Over the past few years I’ve gradually shifted emphasis towards Systems Investigation. But this has only been a slight shift, a “non modo sed etiam” and still only really mainframe. So I’m still me but I’ve slowly realised I look at things a little differently – in addition to the old foci. And this thinking will feed into the “I Know What You Did Last Summer” presentation I’ve got started on.
But this post isn’t about that. It’s making a different point. And maybe a fairly obvious one:
When looking at Systems (and Application) performance it really pays to know what the landscape looks like. The same is true of Capacity, of course.
The received wisdom (and I certainly buy into it) is that Performance is about top down decomposition. For example, find the big CPU use categories and break them down: LPAR -> WLM Workload -> WLM Service Class -> Address Space -> Transaction -> Plan -> Package -> Statement.
We’re doing fine on this – particularly if we’re desirous of a technologically-neutral technique – until we hit the address space level. A CICS workload looks the same as a SAP one and as a Batch one: They’re just gobs of CPU. Even at this point I’m a little nervous as I like to be able to pronounce the names in the frames. (That’s why as a customer you might hear me ask “how do you pronounce this?”)
But when we get to the address space level that approach begins to unravel: For a start there might not be an address space. For instance, a WLM Service Class that manages DDF work won’t have address spaces in it: It’ll have enclaves. So how on earth can we decompose those two engines of CPU into actors – below the Service Class level? We certainly can’t do it with SMF Type 30 records.
Similarly, when I sketched out “Transaction -> Plan -> Package -> Statement” that only really works for CICS or IMS transactions accessing DB2.
To be fair you can do decomposition of things like DDF and Batch jobs with the right instrumentation and techniques. With that comment the point is hoving into view:
Sooner or later you have to know what this stuff is. The technologically neutral approach gives out after a certain point – and it’s different for different environments.
Another example is memory: With caveats on data clarity you can decompose memory usage in a similar way. But it behaves differently to CPU, and different from one user to another. While you might expect CPU to grow linearly – more or less – with workload, you wouldn’t really expect that of memory. Or at least you shouldn’t:
- Some workloads do use memory in a linear way: Double the workload (by whatever metric you choose) and the memory usage doubles. The classic example is TSO users: Go from 200 of them to 400 and the memory usage goes from 1GB to 2GB (at least in 1990 terms).
- Many workloads are sub-linear: Double the number of CICS users and they memory usage may go up by only 50%.

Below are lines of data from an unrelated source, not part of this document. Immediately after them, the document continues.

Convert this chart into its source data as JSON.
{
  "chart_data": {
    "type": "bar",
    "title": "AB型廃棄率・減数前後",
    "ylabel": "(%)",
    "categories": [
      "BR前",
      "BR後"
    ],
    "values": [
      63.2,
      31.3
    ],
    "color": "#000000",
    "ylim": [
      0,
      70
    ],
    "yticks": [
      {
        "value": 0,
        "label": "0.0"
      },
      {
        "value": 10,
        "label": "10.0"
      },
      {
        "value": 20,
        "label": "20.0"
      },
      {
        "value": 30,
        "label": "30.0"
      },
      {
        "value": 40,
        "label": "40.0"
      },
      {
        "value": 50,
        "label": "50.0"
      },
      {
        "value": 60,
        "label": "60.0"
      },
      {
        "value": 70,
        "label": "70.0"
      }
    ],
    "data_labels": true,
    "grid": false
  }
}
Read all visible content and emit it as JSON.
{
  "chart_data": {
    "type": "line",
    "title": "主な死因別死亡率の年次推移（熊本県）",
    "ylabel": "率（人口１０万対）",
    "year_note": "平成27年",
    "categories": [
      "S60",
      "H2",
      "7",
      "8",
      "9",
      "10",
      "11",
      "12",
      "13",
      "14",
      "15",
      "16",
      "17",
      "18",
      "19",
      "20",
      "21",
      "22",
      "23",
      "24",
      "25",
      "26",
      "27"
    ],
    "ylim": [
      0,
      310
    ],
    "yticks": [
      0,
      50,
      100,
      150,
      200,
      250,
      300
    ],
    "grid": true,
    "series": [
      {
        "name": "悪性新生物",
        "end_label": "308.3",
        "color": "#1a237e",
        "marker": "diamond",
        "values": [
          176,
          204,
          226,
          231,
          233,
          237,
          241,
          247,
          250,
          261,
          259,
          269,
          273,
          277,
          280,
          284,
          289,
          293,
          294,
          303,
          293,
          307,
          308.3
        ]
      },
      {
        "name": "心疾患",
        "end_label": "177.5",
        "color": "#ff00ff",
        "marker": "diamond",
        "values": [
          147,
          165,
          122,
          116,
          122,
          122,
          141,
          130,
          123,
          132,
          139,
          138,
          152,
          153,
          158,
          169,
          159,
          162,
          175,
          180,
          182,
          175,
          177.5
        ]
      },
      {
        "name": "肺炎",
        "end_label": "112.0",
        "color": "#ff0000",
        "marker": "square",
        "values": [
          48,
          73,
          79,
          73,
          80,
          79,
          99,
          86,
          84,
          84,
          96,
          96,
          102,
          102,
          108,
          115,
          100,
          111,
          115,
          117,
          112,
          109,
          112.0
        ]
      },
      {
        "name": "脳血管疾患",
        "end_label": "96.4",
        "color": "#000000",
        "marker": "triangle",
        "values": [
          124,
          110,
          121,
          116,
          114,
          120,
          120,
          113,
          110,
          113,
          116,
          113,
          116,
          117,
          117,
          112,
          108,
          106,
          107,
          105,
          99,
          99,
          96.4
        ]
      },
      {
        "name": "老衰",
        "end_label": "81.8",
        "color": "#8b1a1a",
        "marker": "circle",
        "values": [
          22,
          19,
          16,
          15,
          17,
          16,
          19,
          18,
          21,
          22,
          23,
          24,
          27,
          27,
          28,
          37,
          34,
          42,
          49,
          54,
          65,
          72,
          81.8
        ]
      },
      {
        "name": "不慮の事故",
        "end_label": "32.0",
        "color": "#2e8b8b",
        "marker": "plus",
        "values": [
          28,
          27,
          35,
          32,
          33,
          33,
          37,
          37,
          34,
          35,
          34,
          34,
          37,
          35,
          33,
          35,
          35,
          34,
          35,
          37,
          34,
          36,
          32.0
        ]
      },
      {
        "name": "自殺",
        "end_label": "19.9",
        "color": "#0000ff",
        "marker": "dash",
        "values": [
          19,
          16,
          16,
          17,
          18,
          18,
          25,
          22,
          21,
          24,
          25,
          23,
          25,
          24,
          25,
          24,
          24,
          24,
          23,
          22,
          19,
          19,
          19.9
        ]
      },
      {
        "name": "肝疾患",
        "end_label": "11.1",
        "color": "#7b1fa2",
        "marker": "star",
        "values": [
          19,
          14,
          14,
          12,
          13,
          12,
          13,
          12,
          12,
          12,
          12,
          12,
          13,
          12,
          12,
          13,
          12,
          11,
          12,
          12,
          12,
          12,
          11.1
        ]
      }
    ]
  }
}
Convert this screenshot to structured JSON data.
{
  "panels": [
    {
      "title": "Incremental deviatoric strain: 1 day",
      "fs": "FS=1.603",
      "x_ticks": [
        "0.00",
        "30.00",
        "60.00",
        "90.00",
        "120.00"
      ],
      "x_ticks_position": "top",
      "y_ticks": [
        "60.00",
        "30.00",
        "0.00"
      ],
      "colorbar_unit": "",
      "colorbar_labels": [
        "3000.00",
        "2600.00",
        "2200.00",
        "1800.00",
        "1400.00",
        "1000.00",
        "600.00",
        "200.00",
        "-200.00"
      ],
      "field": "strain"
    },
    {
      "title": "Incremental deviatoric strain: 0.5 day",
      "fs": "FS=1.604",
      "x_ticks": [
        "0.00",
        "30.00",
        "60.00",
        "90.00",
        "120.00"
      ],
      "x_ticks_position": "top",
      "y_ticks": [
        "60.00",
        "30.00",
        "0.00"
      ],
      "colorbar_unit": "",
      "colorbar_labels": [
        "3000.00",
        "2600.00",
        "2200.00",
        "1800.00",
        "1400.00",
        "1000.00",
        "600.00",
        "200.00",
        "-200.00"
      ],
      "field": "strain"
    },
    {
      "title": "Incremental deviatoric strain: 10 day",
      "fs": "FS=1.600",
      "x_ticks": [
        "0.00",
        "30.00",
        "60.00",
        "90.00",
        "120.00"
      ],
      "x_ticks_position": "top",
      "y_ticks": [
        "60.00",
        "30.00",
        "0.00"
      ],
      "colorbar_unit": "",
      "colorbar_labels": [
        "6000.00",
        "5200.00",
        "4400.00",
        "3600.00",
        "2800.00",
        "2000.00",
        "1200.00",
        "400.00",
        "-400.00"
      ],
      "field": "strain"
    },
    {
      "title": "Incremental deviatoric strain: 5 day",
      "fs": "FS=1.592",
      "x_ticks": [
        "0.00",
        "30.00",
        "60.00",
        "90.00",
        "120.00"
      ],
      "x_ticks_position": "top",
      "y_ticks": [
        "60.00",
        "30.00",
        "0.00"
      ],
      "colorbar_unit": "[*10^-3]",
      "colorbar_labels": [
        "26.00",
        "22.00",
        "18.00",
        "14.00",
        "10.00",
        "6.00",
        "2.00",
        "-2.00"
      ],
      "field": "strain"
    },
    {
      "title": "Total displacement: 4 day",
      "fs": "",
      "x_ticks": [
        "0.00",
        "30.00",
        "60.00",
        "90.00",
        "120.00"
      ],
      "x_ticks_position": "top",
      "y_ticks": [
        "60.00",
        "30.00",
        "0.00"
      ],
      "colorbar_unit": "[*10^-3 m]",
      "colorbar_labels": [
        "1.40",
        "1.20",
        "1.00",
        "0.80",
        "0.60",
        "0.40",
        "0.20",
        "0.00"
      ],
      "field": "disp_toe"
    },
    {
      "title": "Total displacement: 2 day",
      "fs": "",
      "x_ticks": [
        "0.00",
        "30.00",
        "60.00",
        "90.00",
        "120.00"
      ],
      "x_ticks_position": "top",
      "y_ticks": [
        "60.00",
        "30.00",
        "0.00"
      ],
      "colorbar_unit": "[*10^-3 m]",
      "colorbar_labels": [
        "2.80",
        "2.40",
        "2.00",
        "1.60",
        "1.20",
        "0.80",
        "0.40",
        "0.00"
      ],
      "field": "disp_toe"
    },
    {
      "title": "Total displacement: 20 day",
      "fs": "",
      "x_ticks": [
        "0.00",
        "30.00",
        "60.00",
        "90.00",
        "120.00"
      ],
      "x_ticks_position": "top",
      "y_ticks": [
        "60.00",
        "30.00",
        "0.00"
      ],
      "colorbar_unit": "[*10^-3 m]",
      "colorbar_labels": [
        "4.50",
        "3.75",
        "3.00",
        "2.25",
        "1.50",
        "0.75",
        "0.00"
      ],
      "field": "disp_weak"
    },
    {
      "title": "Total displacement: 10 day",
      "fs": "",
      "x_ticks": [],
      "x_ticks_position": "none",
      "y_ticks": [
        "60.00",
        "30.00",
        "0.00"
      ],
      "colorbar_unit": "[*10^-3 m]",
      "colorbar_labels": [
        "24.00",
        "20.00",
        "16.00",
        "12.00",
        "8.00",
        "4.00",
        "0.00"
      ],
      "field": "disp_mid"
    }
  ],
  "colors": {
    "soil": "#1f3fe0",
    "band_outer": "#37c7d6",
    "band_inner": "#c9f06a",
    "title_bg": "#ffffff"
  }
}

Indeed the latter case is an example of where it’s not clear at all: When you say “double the number of CICS users” are you expecting to double the number of regions? Or do you mean add the users into existing regions?
So the conclusion is you need to know about the applications to get very far. And you probably need to know a lot about things like LPAR setup. Indeed, as I’ve often said, just keeping track of all those LPARs is a major headache for many customers these days.
So, I’d encourage you to get curious about your systems. Take a Systems Investigative perspective when you can. It’s also a great way to build common understanding with those that actually run the systems.
But this is not the same as the school of tuning which says “find sins of omission or commission and comment on them”. These kinds of sins are important – but only in the context of a top-down approach. Who cares if a parameter is not set correctly – in a classical sense – if it affects nothing you care about?
So, as I say the linkage between Capacity / Performance and Understanding Systems is twofold: The raw data and the need to know what’s really happening on systems and with applications.